Die erste ereignete sich am 9. Mai, dem Tag des Sieges in Europa, als Nazi-Deutschland vor den alliierten Streitkräften kapitulierte. Ich stand am Podium und sprach, wie jedes Jahr, über die historischen Lehren, an die wir uns gerade an diesem Tag erinnern müssen: über den Sieg des Lebens über die Tötungsmaschinerie, über die Niederlage der mörderischen, rassistischen, antihumanistischen Ideologie und über die moralische Prüfung, an der wir heute scheitern: die Tötung Tausender Palästinenser im Gazastreifen, darunter Zehntausender Kinder.

Ich stellte eine einfache Tatsache fest: Unschuldige, hilflose Kinder werden getötet, keine „Terroristen“ und keine „menschlichen Schutzschilde“. Kinder.

Kleine Menschen aus Fleisch und Blut. Nach Angaben der Vereinten Nationen wurden 18.000 Kinder lebendig begraben oder verbrannt; Viele weitere sind krank, hungern, werden von Bomben zerfetzt oder unter Trümmern begraben – Tag und Nacht.

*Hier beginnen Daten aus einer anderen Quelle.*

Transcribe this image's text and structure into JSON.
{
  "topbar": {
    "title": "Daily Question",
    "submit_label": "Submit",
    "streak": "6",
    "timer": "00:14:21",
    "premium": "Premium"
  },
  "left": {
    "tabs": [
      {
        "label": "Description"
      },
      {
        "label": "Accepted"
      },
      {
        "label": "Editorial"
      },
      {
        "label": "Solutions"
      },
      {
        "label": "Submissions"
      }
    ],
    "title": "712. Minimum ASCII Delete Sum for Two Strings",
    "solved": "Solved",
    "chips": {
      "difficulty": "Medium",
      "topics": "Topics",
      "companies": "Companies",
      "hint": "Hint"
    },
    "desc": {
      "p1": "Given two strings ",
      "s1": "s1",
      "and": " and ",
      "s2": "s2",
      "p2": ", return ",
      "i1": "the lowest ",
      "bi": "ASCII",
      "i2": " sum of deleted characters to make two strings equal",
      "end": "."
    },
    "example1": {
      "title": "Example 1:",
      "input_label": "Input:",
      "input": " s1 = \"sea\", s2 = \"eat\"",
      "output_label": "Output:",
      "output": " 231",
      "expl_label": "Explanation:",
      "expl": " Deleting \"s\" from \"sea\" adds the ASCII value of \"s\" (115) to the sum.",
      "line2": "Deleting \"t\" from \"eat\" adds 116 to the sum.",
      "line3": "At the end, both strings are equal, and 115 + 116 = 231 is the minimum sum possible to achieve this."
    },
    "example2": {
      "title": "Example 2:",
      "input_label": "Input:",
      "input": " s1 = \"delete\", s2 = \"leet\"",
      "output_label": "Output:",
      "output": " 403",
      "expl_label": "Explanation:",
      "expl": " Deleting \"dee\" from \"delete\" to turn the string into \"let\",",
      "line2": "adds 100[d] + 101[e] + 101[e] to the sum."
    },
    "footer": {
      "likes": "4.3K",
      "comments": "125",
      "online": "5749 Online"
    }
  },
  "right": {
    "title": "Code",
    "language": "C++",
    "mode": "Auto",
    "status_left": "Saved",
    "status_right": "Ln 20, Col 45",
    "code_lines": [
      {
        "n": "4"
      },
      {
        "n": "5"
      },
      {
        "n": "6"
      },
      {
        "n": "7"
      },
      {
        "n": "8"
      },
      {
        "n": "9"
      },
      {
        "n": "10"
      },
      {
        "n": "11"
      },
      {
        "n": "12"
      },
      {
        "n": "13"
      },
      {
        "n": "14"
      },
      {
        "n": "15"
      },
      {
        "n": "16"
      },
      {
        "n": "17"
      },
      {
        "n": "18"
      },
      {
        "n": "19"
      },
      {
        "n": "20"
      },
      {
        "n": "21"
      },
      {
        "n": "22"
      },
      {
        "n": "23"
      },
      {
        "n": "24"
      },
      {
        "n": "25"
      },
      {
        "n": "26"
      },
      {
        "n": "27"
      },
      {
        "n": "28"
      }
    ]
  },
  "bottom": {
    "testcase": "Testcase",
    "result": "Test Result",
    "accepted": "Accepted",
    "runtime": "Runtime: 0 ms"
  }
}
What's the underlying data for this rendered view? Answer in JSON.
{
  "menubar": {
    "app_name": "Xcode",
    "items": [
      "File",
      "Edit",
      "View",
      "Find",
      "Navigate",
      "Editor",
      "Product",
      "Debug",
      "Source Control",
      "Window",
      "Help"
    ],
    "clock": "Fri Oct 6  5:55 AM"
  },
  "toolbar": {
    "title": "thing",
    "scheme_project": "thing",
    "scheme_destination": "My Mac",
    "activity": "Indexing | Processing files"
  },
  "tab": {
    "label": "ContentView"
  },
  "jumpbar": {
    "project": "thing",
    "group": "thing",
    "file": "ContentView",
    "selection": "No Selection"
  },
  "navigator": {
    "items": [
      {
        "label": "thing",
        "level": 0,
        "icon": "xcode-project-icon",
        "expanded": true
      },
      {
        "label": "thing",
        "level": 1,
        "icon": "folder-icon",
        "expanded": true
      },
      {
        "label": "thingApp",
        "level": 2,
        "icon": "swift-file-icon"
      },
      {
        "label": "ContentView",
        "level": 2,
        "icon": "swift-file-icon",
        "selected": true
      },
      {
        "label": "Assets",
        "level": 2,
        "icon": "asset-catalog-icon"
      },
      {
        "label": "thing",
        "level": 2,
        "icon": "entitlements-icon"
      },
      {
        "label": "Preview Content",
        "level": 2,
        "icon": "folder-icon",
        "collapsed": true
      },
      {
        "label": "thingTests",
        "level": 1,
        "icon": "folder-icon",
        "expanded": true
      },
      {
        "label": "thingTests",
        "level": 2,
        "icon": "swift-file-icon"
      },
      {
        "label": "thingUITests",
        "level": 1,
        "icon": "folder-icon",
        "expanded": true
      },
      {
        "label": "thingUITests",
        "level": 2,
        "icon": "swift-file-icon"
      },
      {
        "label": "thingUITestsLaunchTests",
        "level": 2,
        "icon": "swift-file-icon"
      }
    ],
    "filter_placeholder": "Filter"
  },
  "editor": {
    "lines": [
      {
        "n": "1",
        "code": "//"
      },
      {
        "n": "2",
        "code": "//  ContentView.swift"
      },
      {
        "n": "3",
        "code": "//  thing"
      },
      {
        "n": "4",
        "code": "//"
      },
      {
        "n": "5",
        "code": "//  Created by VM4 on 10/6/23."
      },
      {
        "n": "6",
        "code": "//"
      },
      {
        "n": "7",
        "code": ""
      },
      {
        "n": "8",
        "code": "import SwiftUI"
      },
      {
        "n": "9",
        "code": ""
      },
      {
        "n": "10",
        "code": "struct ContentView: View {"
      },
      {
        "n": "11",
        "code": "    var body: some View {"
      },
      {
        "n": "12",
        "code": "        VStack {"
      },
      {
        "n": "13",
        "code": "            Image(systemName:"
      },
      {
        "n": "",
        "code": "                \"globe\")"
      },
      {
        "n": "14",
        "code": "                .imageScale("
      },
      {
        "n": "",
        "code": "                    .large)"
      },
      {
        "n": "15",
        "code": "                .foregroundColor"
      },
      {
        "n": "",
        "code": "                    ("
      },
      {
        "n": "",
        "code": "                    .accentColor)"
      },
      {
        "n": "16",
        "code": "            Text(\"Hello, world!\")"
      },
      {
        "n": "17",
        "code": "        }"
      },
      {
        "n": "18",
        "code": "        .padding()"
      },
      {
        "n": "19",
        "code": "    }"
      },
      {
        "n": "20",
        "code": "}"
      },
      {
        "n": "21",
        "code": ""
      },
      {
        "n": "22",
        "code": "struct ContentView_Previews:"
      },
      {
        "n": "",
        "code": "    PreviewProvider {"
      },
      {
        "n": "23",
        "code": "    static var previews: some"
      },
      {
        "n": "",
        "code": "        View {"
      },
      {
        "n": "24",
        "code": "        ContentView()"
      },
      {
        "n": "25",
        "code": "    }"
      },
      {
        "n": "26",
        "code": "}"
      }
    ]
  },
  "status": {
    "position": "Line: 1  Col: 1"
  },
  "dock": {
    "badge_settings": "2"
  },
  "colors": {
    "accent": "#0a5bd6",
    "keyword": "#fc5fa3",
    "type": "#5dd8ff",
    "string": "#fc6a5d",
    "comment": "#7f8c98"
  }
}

Die Knesset war in Aufruhr. Als ich meine Rede beendet hatte, stand Abgeordnete Michal Waldiger (Religiöser Zionismus) – aus dem Herzen der Regierungskoalition, nicht aus deren politischem Rand – auf und antwortete: „Was in Gaza geschieht, ist bedauerlich, aber es könnte noch schlimmer sein. Es gibt keine Unschuldigen. Ja, Kinder sollten getötet werden. Denn sie dienen als menschliche Schutzschilde.“

Die zweite Szene spielte sich am 21. Mai ab, als mein Parteikollege Ayman Odeh (Hadash-Ta’al) gewaltsam vom Podium entfernt wurde, nur weil er sagte: „Lügen haben ihre Grenzen. Die Nakba zu leugnen“ – als während Israels Unabhängigkeitskrieg 1947–49 mehr als 700.000 Araber flohen oder aus ihren Häusern vertrieben wurden – „wird sie nicht verschwinden lassen. Ihr versteht nicht, dass ihr schwach wirkt. Anderthalb Jahre Krieg, 19.000 getötete Kinder, 53.000 getötete Einwohner – und ihr habt nicht einmal einen einzigen politischen Erfolg vorzuweisen. Nur Mord, nur Bombenanschläge, nur Krieg gegen Zivilisten.“

Es brach ein Tumult aus, und Knesset-Wachen wurden gerufen, um ihn von der Bühne zu entfernen – ein Ereignis, wie ich es während meiner Knesset-Karriere nur wenige Male erlebt habe, die meisten davon in dieser Legislaturperiode. Es scheint, je weiter sie von der Wahrheit abweichen, desto mehr hassen sie diejenigen, die sie aussprechen – und ihre Reaktionen werden heftiger.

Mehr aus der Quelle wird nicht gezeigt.